The resources available for the public provision of health care are not unlimited. Cost-effectiveness evidence on new healthcare interventions can help us prioritise in order to use scarce resources wisely, but to interpret cost-effectiveness evidence, it may appear as if we must make trade-offs between life and money. This is not so. If we are able to quantify the health improvements that resources would or could have generated in alternative use, a decision about providing or denying treatment can instead be framed as a trade-off between health gained and health forgone. In this thesis, I seek to provide a more robust basis for this way of reporting and interpreting cost-effectiveness evidence.

In Chapter II, I discuss the definition of opportunity cost in economic evaluation. The opportunity cost of providing an intervention is what we must give up to provide it. More precisely, it is typically defined as the value of the best alternative forgone. In economic evaluation of health care, opportunity cost has been understood in terms of the least cost-effective, currently funded intervention, which should be displaced when funding new interventions subject to a fixed budget. I show that alternative uses forgone may be neither currently funded nor well-defined, which implies that we should not look to cost-effectiveness evidence on specific interventions for information on opportunity cost. Further, identifying a best alternative use assumes that priority setting is based on objectives that can be summarised into a single measure of value. If economic evaluation is used to inform trade-offs between one measure of value (e.g., quality-adjusted life years, QALYs) and other, unquantified objectives, I suggest that it would be more appropriate to define opportunity cost as value in expected alternative use.

To quantify opportunity cost as health forgone, we need evidence on the health that resources would or could have generated in alternative use. In Chapter III, I use panel data on health spending and life expectancy in Swedish regions to estimate the marginal cost of producing a QALY. My findings imply that Swedish health care can produce health at a marginal cost of SEK 180,000 per QALY, which could be used as an expectation on how productive health spending would be in alternative use.

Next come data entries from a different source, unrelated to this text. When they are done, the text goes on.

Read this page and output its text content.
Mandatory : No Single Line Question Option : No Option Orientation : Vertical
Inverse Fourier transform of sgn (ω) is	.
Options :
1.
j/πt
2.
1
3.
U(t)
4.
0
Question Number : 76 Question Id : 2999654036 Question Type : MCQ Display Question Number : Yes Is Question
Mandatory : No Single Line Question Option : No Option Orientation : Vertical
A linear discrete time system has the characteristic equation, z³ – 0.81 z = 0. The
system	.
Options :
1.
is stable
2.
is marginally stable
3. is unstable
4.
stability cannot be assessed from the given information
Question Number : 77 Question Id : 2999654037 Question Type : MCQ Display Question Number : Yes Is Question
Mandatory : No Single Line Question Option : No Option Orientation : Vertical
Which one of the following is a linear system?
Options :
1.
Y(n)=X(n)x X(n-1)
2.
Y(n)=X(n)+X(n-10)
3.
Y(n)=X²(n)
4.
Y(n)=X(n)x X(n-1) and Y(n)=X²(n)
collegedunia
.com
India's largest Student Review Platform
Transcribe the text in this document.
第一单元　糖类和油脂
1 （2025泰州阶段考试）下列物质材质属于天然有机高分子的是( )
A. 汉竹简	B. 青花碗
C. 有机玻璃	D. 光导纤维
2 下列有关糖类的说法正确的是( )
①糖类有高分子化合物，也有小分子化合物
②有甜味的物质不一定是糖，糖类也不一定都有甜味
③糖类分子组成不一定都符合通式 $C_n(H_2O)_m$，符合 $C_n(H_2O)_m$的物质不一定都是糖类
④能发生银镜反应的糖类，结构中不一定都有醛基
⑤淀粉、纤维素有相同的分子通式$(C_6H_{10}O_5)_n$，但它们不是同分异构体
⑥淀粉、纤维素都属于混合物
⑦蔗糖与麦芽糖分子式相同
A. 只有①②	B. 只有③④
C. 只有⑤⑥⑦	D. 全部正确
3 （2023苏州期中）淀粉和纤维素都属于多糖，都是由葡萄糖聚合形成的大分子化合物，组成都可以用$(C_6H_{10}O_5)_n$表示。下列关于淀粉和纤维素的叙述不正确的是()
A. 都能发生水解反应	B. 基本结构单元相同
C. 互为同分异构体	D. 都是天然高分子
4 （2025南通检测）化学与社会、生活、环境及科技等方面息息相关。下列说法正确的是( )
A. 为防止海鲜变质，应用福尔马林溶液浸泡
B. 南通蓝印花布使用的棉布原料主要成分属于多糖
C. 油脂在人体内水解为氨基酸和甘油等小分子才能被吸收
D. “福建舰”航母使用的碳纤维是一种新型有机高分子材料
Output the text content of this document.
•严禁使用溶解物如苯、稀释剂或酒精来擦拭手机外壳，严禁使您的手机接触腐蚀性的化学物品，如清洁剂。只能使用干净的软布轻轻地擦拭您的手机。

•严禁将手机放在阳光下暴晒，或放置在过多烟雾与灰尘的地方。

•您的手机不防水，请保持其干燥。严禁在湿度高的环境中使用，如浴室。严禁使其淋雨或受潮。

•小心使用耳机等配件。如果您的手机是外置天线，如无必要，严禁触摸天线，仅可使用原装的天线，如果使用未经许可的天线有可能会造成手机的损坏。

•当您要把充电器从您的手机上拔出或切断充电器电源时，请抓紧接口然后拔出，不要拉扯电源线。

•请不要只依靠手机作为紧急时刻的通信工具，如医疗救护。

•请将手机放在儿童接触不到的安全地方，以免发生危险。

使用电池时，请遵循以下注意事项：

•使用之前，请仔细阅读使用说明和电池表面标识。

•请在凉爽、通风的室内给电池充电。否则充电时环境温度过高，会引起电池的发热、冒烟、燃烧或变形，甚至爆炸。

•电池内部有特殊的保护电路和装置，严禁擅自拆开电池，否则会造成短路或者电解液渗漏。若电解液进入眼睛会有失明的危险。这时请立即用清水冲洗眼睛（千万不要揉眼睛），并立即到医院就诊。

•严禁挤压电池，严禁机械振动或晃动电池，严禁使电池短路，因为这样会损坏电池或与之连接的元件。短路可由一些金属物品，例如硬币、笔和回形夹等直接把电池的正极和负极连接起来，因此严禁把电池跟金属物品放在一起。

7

I discuss methodological issues with this approach and identify some credibility problems with selection-on-observables strategies plaguing this and similar research to date. I address (some of) these problems by assessing coefficient stability and the causal mechanisms between healthcare resource use and health outcomes, using a second panel on hospital bed capacity and mortality. This analysis finds that health could be gained at a cost of SEK 420,000 per QALY by providing more hospital beds.

To illustrate the role of this evidence in healthcare priority setting, Chapter IV considers how it could have been used to inform decision making in a case of pharmaceutical reimbursement. I propose that economic evaluation report cost-effectiveness evidence as QALYs forgone per QALY gained. This frames a decision about providing or denying treatment as a judgement on the relative priority of QALYs gained and QALYs forgone, which is more transparent about a trade-off between equity and efficiency than deciding whether the monetary cost per QALY is too high. Framing decisions as health gained versus health forgone could also lead to better decision making by making opportunity costs more salient to decision makers and the reason for sometimes denying costly treatments easier to communicate.

In summary, cost-effectiveness evidence can be used to achieve the theoretical objective of health maximisation, but economic evaluations rarely report opportunity costs explicitly as health forgone. This thesis provides the practical means to be explicit and implications for the definition of opportunity cost and the interpretation of cost-effectiveness evidence when health maximisation is not the sole objective of healthcare priority setting.